Casepoint Hires New Chief Product Officer
Legal tech platform Casepoint has appointed Pete Feinberg as its new Chief Product Officer. Feinberg brings over 20 years of SaaS and AI product leadership experience, highlighting the convergence of product, AI, and compliance expertise in enterprise software leadership.
Pete Feinberg's arrival at Casepoint follows his tenure as Chief Product Officer at Consilio, a major player in eDiscovery and legal consulting services. At Consilio, he was responsible for the product strategy across a wide array of legal technology solutions, including leading the Self-Service Business Unit. His experience there involved driving the development of platforms like Sightline 7.0, which focused on creating more streamlined and powerful self-service eDiscovery for legal professionals. This appointment comes on the heels of a significant strategic move for Casepoint.
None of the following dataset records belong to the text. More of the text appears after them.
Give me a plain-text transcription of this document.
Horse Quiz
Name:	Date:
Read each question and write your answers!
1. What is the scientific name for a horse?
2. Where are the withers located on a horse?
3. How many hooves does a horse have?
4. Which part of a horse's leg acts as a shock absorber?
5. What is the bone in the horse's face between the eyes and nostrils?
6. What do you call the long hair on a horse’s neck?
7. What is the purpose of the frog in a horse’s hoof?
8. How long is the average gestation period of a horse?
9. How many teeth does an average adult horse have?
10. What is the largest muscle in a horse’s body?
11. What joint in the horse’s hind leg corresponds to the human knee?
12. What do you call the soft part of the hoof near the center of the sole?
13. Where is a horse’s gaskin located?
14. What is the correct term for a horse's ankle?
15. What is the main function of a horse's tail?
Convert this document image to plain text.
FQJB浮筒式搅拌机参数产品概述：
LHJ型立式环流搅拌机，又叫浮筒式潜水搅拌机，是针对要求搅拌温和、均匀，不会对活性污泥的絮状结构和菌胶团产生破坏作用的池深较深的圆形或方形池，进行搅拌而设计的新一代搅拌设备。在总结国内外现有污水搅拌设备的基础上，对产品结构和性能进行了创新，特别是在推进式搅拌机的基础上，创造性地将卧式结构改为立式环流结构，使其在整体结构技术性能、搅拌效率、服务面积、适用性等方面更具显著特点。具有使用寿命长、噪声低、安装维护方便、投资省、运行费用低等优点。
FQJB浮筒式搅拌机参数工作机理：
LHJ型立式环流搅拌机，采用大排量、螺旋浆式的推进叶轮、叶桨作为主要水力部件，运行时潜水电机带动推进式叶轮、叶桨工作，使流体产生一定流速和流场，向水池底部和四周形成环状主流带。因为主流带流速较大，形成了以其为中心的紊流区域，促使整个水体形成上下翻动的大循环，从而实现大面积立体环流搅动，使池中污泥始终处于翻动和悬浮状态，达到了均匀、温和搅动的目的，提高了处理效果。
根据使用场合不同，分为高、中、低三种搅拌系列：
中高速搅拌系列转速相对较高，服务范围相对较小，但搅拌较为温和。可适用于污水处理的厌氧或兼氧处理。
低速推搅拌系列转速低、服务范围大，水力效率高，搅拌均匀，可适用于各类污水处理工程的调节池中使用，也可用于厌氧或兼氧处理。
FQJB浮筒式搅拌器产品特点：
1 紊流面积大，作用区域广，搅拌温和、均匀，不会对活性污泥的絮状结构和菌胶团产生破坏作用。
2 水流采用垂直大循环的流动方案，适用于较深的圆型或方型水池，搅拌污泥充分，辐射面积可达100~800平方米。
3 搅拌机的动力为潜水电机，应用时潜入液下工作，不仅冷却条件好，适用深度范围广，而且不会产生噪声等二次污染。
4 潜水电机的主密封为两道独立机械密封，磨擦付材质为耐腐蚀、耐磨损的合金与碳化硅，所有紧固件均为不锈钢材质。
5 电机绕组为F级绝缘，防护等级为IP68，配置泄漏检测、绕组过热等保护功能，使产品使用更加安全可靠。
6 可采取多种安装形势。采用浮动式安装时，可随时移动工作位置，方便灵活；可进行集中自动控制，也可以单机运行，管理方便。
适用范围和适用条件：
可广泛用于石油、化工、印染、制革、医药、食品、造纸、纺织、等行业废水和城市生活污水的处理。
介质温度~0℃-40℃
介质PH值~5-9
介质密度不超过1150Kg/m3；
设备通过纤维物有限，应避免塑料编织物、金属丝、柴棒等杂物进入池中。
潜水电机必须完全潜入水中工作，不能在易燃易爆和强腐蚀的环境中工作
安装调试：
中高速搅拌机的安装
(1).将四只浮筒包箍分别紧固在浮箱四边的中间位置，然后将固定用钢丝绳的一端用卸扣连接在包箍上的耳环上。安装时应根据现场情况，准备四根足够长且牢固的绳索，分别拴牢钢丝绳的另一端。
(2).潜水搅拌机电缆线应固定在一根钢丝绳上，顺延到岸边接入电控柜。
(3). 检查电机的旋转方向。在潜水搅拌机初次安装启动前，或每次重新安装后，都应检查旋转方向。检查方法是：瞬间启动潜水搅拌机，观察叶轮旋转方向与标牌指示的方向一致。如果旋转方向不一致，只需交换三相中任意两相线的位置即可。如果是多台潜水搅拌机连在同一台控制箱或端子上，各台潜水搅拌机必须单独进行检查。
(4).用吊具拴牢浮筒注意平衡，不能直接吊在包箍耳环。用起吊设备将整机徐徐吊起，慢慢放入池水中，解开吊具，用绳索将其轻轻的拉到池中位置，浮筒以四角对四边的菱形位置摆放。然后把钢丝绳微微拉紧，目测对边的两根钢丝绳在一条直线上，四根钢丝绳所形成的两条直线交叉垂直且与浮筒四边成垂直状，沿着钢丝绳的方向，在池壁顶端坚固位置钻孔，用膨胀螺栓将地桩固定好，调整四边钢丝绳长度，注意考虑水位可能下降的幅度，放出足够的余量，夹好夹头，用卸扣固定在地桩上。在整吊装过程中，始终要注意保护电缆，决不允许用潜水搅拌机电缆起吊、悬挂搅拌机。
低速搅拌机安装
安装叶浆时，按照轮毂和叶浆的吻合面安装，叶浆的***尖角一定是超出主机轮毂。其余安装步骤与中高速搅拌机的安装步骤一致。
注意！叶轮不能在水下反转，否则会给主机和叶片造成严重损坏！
In January 2025, the company merged with OPEXUS, a specialist in government process management software, in a deal backed by a majority investment from private equity firm Thoma Bravo. This merger created a more comprehensive platform aimed at serving both government and commercial clients with complex workflow, compliance, and data discovery needs. The newly formed entity combines OPEXUS's strength in managing processes for over 200 public institutions, including workflows for Freedom of Information Act (FOIA) requests and investigations, with Casepoint's AI-powered eDiscovery and compliance platform. The joint company is led by OPEXUS CEO Howard Langsam, with Casepoint's founder Vishal Rajpara also on the executive team. This positions the firm to tackle increasingly complex data challenges for government agencies and regulated industries. Feinberg's deep experience in building AI-assisted workflows for enterprise and government use is critical as the legal tech industry rapidly adopts AI. Legal teams are moving beyond experimental AI to expecting it to be embedded in their daily workflows for tasks like document review, drafting, and compliance monitoring. The focus is shifting towards practical, transparent, and auditable AI that can handle the massive volumes of complex data in litigation and investigations. The broader legal tech landscape is seeing a push for more integrated and specialized AI solutions over generic models. As data sources become more diverse—spanning chat, video, and other collaboration tools—the challenge of eDiscovery evolves, requiring more sophisticated AI to manage and make sense of the information. Governance and compliance around the use of AI are also becoming paramount, with a growing demand for systems that have clear audit trails and allow for human oversight.